Step 5: Document Tech Decisions

For every non-trivial technical choice, record:

Decision	Choice	Rationale
State management	[e.g. URL params + React state]	[Why — aligns with existing pattern, simpler than Redux for this scope]
Data fetching	[e.g. SWR with optimistic updates]	[Why — already in the stack, handles caching]
Validation	[e.g. Zod schemas shared client/server]	[Why — single source of truth, TypeScript inference]

Do not introduce new dependencies without justification. Check the existing stack first (context map).

Step 6: Map Integration Points

How does this feature connect to what already exists?

• Which existing files will be modified?
• Which existing APIs will be consumed?
• Which existing components will be extended or composed?
• Are there database schema changes that affect other features?

Step 7: Define Boundaries

State what is and isn't allowed during implementation:

• Always: [e.g. follow existing naming conventions, write tests for new logic, use existing error handling patterns]
• Ask first: [e.g. adding new dependencies, changing shared types, modifying database schema]
• Never: [e.g. bypass validation, commit secrets, modify unrelated code]

Step 8: Identify Risks

Risk	Impact	Mitigation
[e.g. Schema migration breaks existing queries]	High	[Run migration in staging first, write rollback]
[e.g. New endpoint conflicts with existing route]	Medium	[Check route registry before adding]

Flag high-risk items — these should be tackled early in the task breakdown (fail fast).

Step 9: Write and Save Architecture Document

Write architecture.md to the artifact folder using the template from references/formats.md.

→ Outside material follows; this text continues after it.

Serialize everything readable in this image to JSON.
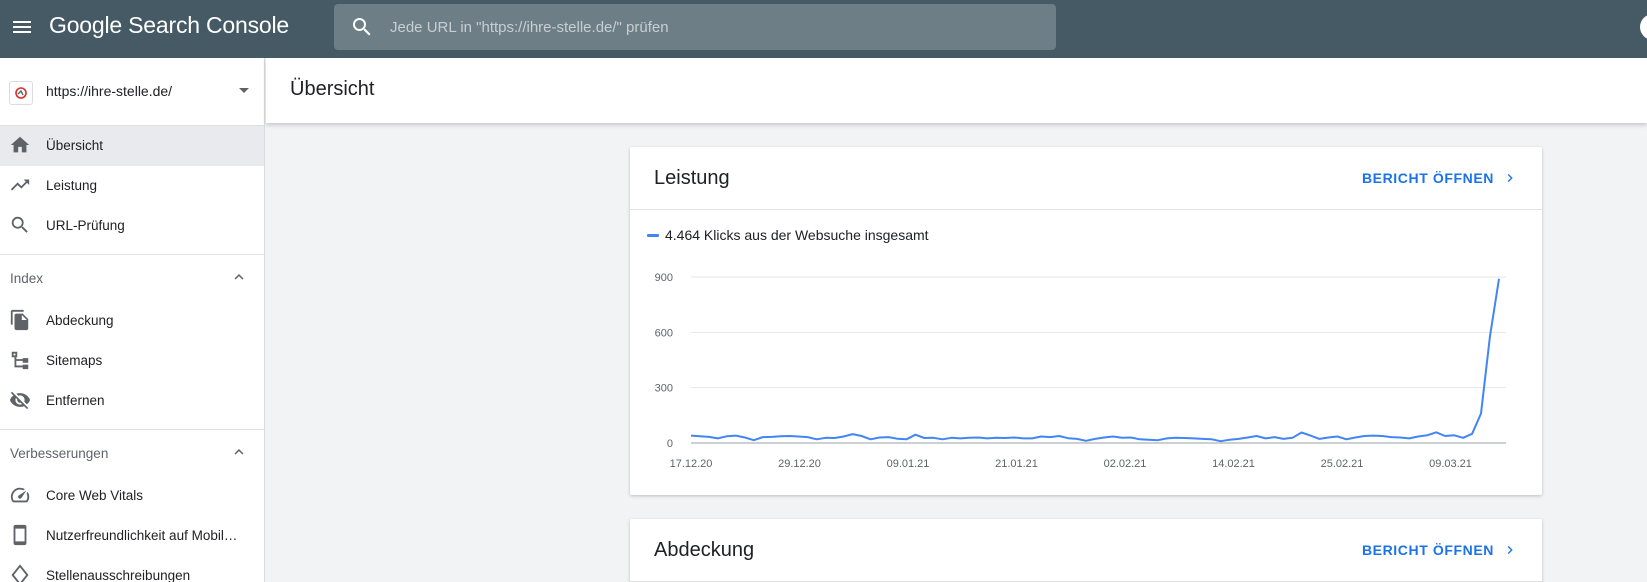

Present the architecture to the user for review. Walk through:

1. Component overview
2. Data flow for the primary user story
3. Key tech decisions and their rationale
4. Any risks or open questions

Apply requested changes, then save.

Announce the saved path:

"Architecture saved to [path]/architecture.md."

Common Rationalizations

Rationalization	Reality
"I'll figure out the architecture while coding"	Architecture decisions made under implementation pressure are worse. 15 minutes of design saves hours of refactoring.
"This is too small for an architecture document"	If it touches 3+ files or makes a tech decision, write it down. A short document is fine.
"The PRD already describes the technical approach"	PRD describes WHAT. Architecture describes HOW — components, data flow, dependencies. Different concerns.
"I know the codebase, I don't need to document integration points"	The task breakdown skill and any agent doing implementation will need this documented. Write it for them.
"We can refactor later if the architecture is wrong"	Wrong architecture is the most expensive kind of rework. Get it right in a document before committing to code.

Red Flags

• No dependency graph — implementation order will be wrong
• Components that don't follow existing codebase patterns
• New dependencies added without checking what's already in the stack
• No integration points mapped — feature will break existing functionality
• Empty risks section — every architecture has risks
• Writing code during the architecture phase

Verification

Before handing off, confirm:

• All upstream artifacts loaded (PRD, context map)
• Components identified with responsibilities, locations, and interfaces
• Data flow documented for primary user story
• Dependency graph shows implementation order
• Tech decisions documented with rationale
• Integration points with existing system mapped
• Boundaries defined (Always / Ask first / Never)
• Risks identified with mitigations
• User has reviewed and approved the architecture
• architecture.md saved to artifact folder

Next

"Architecture complete. Next recommended skill: breakdown — slice this into ordered, interlinked development tasks."